Animal, vegetal, mineral, human: Simryn Gill’s temporal scales

This paper considers the relationship between the concepts of time and scale in the practice of artist Simryn Gill (born Singapore 1959). The practice of shaping standards in relation to the temporal activity they pace is entrenched. Rubber trees in Malay plantations were planted in grid to accelerate sap collection. This paper investigates Gill’s temporal understanding of scale by focusing on ‘cosmopolitical’ sites. By Gill’s own admission, the relationship between space and time is always opaque and exposes the closed, circular process of production and self-representation typical of measurements. Unlike the openness of scale whose evaluation is relative because it rests on a comparison determined only by the terms involved, size is codified by shared historical measuring practices which relate to the authority wielding such practices. Highlighting the distinction between scale and size, as well as exposing the analogical, non-systematic process, and multi-temporality in her practice, Gill photographs parts of her artworks while wearing and embodying them.
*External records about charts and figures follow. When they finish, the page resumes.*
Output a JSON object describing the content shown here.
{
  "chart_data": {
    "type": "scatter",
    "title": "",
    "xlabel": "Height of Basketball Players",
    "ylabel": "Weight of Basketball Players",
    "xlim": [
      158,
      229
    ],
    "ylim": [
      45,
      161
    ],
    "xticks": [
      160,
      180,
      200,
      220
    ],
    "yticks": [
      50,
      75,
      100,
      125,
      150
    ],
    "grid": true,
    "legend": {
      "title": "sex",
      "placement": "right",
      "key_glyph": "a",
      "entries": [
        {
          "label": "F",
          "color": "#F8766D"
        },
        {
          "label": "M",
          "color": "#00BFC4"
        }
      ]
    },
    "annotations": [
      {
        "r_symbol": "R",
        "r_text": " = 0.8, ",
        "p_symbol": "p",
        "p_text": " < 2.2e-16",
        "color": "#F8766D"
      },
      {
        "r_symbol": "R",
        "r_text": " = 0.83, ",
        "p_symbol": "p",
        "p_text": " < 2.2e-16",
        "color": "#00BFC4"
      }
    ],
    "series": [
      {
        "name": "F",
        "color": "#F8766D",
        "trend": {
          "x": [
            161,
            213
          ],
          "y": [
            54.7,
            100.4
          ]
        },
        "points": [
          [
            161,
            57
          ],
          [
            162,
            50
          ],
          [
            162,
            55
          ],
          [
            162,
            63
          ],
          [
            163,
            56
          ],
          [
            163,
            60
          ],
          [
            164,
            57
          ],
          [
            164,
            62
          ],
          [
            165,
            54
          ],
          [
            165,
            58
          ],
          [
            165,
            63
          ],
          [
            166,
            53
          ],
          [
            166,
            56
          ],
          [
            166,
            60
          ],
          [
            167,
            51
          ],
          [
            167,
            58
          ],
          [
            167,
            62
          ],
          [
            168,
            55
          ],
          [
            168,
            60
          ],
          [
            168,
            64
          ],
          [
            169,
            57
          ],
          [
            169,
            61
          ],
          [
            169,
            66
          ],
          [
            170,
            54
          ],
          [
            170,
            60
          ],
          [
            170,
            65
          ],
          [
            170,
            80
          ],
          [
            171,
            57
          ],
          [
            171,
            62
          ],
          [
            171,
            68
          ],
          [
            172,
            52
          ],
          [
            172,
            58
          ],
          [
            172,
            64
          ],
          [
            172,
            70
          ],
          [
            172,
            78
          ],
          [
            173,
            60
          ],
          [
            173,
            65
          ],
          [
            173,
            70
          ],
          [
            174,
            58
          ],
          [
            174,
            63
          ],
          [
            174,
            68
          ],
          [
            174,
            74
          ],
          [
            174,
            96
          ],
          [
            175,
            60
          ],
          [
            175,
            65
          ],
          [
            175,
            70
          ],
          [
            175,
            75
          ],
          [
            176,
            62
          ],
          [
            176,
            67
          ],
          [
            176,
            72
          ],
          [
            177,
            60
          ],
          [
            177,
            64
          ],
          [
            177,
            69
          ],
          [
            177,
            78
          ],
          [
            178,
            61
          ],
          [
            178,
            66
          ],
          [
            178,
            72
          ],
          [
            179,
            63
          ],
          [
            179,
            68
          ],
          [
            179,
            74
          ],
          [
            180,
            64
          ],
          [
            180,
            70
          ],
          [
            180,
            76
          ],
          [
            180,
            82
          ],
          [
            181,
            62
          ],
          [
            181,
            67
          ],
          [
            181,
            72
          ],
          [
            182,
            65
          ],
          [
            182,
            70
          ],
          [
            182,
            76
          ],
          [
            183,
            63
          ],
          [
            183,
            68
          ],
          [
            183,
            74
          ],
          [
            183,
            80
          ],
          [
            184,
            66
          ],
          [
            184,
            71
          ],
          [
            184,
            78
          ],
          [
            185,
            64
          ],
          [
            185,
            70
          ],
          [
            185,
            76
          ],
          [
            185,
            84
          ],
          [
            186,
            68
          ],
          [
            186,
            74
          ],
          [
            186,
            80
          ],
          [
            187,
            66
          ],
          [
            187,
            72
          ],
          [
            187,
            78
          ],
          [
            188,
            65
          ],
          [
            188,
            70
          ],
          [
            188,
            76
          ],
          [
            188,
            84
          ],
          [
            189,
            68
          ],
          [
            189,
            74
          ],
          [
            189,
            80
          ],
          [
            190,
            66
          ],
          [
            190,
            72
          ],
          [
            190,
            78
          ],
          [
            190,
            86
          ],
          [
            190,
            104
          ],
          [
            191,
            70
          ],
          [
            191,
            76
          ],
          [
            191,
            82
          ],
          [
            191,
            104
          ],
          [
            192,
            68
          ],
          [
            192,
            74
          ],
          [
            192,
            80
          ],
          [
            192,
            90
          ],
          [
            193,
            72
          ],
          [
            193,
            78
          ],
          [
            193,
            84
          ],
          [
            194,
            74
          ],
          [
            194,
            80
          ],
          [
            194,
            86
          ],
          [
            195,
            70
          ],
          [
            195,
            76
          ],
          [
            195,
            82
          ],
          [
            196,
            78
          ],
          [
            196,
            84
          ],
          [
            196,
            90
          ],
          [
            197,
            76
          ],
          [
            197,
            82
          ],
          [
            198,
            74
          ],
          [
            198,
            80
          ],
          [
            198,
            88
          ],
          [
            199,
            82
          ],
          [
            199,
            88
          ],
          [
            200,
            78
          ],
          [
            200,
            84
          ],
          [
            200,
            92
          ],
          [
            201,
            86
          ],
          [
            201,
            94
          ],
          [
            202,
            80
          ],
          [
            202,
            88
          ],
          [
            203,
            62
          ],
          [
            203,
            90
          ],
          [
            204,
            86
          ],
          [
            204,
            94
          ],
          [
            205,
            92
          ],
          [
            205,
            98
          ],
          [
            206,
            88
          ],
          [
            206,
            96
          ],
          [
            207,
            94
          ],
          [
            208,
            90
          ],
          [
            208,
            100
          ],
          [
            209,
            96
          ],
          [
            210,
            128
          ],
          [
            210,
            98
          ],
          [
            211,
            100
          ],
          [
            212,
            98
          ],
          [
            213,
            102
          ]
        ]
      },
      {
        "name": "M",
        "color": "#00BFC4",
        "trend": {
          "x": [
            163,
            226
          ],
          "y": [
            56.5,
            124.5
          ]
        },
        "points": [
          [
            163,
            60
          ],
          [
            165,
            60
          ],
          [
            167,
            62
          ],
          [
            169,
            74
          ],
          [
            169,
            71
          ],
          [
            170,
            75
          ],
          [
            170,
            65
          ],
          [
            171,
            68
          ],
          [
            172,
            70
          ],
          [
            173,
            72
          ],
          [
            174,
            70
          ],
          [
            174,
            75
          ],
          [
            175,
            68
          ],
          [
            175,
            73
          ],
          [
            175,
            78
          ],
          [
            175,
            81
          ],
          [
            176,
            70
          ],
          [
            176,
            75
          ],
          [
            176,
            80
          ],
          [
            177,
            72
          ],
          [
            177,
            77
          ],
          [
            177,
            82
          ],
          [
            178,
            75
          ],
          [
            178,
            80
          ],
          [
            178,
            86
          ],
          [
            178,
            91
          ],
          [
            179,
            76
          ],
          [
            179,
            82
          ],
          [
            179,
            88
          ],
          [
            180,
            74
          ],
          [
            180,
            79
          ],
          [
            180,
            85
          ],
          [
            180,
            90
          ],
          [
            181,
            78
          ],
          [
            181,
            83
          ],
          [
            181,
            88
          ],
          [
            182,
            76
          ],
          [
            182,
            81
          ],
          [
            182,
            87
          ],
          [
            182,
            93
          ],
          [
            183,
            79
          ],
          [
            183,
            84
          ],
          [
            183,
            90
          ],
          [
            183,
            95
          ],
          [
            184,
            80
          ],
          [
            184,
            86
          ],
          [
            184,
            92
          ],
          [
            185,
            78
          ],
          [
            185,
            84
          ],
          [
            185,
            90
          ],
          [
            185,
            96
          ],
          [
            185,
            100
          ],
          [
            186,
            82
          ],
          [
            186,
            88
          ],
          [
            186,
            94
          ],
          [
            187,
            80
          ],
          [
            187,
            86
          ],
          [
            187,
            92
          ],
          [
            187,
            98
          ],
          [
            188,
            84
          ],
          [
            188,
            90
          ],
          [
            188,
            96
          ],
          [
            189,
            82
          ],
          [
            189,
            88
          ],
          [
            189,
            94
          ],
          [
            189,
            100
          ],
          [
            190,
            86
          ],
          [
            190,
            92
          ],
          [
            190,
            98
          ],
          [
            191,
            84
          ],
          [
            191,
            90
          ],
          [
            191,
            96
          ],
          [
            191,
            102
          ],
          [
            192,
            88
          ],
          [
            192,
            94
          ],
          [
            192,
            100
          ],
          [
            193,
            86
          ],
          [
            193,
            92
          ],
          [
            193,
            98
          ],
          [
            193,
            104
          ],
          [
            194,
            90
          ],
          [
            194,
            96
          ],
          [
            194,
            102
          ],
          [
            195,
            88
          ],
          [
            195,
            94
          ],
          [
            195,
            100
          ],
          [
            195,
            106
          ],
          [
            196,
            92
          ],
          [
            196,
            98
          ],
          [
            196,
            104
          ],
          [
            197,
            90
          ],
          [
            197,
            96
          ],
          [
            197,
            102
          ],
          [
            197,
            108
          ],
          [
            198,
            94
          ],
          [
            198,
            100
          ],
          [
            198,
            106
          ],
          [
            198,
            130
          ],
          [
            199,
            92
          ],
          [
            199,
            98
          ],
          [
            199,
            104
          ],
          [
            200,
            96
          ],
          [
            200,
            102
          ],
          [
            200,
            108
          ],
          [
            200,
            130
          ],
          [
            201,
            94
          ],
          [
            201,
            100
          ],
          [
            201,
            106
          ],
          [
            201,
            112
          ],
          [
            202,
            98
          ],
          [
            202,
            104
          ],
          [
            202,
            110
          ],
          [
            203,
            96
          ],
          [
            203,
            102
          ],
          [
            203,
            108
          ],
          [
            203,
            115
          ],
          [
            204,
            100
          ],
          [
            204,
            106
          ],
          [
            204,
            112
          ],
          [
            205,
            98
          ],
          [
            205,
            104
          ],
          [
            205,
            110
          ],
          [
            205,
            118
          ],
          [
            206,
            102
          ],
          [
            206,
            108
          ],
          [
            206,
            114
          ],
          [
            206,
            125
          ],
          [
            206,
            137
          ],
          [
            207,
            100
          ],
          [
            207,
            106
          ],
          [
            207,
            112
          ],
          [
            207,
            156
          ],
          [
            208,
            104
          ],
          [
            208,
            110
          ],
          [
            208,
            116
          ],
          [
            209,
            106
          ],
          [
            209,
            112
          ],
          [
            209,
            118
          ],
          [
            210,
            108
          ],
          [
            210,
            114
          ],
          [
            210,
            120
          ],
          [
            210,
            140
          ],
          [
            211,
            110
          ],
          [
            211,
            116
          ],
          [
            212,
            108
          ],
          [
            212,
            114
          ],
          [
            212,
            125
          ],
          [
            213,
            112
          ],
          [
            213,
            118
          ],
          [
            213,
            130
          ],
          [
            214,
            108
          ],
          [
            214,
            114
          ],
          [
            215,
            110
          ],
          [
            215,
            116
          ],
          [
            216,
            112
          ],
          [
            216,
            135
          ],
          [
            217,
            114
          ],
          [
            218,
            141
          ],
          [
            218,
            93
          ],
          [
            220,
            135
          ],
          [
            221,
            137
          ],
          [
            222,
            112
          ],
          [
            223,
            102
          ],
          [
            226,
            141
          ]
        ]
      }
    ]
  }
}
Peggy Wang, Associate Professor of Art History, Bowdoin College

Rethinking “tradition” and technology in Qiu Anxiong’s New Book of Mountains and Seas

From 2006 to 2017, Qiu Anxiong produced a trilogy of animations called the New Book of Mountains and Seas. The title references a text compiled before the second century CE which functioned as an encyclopedia of strange beasts and phenomena. Like the original bestiary, Qiu’s films are populated with odd zoomorphic creatures. They feature in distinctly dystopic narratives: in Part I, the global energy crisis; in Part II, questionable “advancements” in the name of science; and, in Part III, the slippage between real and virtual worlds as facilitated by digital networks. More than just a whimsical play on zoomorphic machines, and more than simply an updating of “tradition,” Qiu’s creatures arrive through a particular worldview: he imagines the world as if seen through the eyes of someone living thousands of years ago, alive during the time of the original Classic of Mountains of Seas. After all, to a person from ancient times, things that move—cars, airplanes, submarines—would certainly be regarded as alive. But, rather than casting this subject-position as primitive and backwards, Qiu mines the generative possibilities of adopting this new logic in perception. This paper takes seriously Qiu’s investment in exploring temporal frameworks as challenges to contemporary limitations on ways of understanding time and the implications of this on knowledge production. Indeed, we can see how his animations question how references to “tradition” and assumptions around “technology” have been wrapped up in restrictive ideologies of progress. Qiu’s artistic choices shed light on how his animations serve as meditations on time and space, particularly informed by his own cross-cultural experiences before the creation of the trilogy, and his experiences with technologies for animation during their production.